CASE RECORDS OF THE MASSACHUSETTS GENERAL HOSPITAL

  • 複数の身体症状を訴える退役軍人
    A Veteran with Multiple Somatic Symptoms

    戦争を経験した 34 歳の男性退役軍人が,頭痛,認知機能の変化,気分症状,フラッシュバック,胸痛,腕の刺痛,消化器症状の評価を当院で受けた.診察および臨床検査では何も認められなかった.診断がなされた.

PERSPECTIVE

  • アンチトランスの覚書
    The Anti-Trans Memo

    ジェンダーを「その人の出生時の性器によって決定される生物学的な不変の状態」と定義し直す提案は,医療従事者,病院,保険会社その他からすでに差別を受けている脆弱なコミュニティに,さらに不利な影響を及ぼすと考えられる.

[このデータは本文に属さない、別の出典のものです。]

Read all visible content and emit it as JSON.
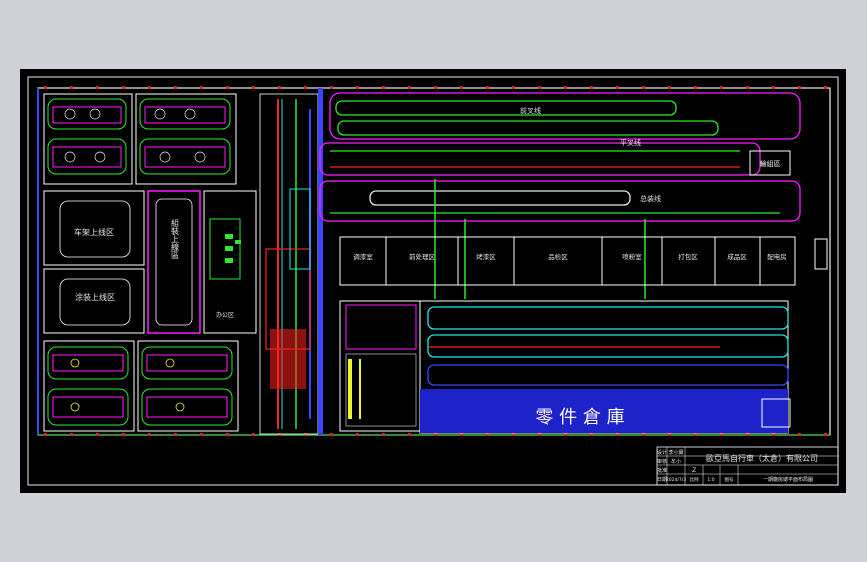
{
  "title_block": {
    "company": "歐亞馬自行車（太倉）有限公司",
    "row_labels": [
      "设计",
      "审核",
      "批准",
      "日期"
    ],
    "name_designer": "李小寶",
    "name_checker": "牟小",
    "approval_mark": "Z",
    "date": "2024/7/3",
    "scale_label": "比例",
    "scale": "1:0",
    "sheet_label": "图号",
    "drawing_name": "一期廠房總平面布局圖"
  },
  "areas": {
    "warehouse": "零 件 倉 庫",
    "frame_top": "车架上线区",
    "frame_bottom": "涂装上线区",
    "assembly_vertical": "組裝上線區",
    "office": "办公区",
    "wheel": "輪組區",
    "room_1": "调漆室",
    "room_2": "前处理区",
    "room_3": "烤漆区",
    "room_4": "品检区",
    "room_5": "喷粉室",
    "room_6": "打包区",
    "room_7": "成品区",
    "room_8": "配电房",
    "line_1": "前叉线",
    "line_2": "平叉线",
    "line_3": "总装线"
  },
  "colors": {
    "outline": "#ffffff",
    "green": "#2ee82e",
    "magenta": "#ff1cff",
    "red": "#ff2020",
    "cyan": "#22e5e5",
    "blue": "#3a44ff",
    "yellow": "#f2f22a",
    "column_marker": "#e02020",
    "background": "#000000"
  }
}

Videos, Images, and Multimedia

IMAGES IN CLINICAL MEDICINE

  • 新生児眼炎
    Ophthalmia Neonatorum

    新生児眼炎

    生後 2 週の乳児が,両眼の膿性眼脂で受診した.乳児の眼脂検体と母親の子宮頸管スワブの両方が,クラミジア(Chlamydia trachomatis)検査で陽性であった.

REVIEW ARTICLE

  • 急性感染後の心筋梗塞のリスク
    Risk of MI after Acute Infection

    急性感染後の心筋梗塞のリスク

    肺炎球菌性肺炎で入院した患者における心筋梗塞の発症率は 7~8%である.トロポニン上昇の原因を「トロポニンの漏出」とする慣例を考慮すると,感染後心筋梗塞の真の発症率は,推定されているよりも高い可能性がある.

NEJM QUICK TAKE

  • アフリカ人小児の鎌状赤血球貧血を治療する
    Treating Sickle Cell Anemia in African Children

    アフリカ人小児の鎌状赤血球貧血を治療する

    鎌状赤血球貧血は,QOL の低下や早期死亡にいたる急性・慢性の合併症を伴う.ハイドロキシウレアは有効な治療薬であるが,鎌状赤血球貧血の負担がとくに大きいサハラ以南のアフリカでは試験はほとんど行われていない.新しい研究知見が短い動画にまとめられている.

PERSPECTIVE AUDIO INTERVIEW

  • 健康および人類への攻撃
    Attacks on Health and Humanity

    健康および人類への攻撃

    Amir Mohareb が,イエメンにおける人道主義の危機と医療の中立の侵害について論じている.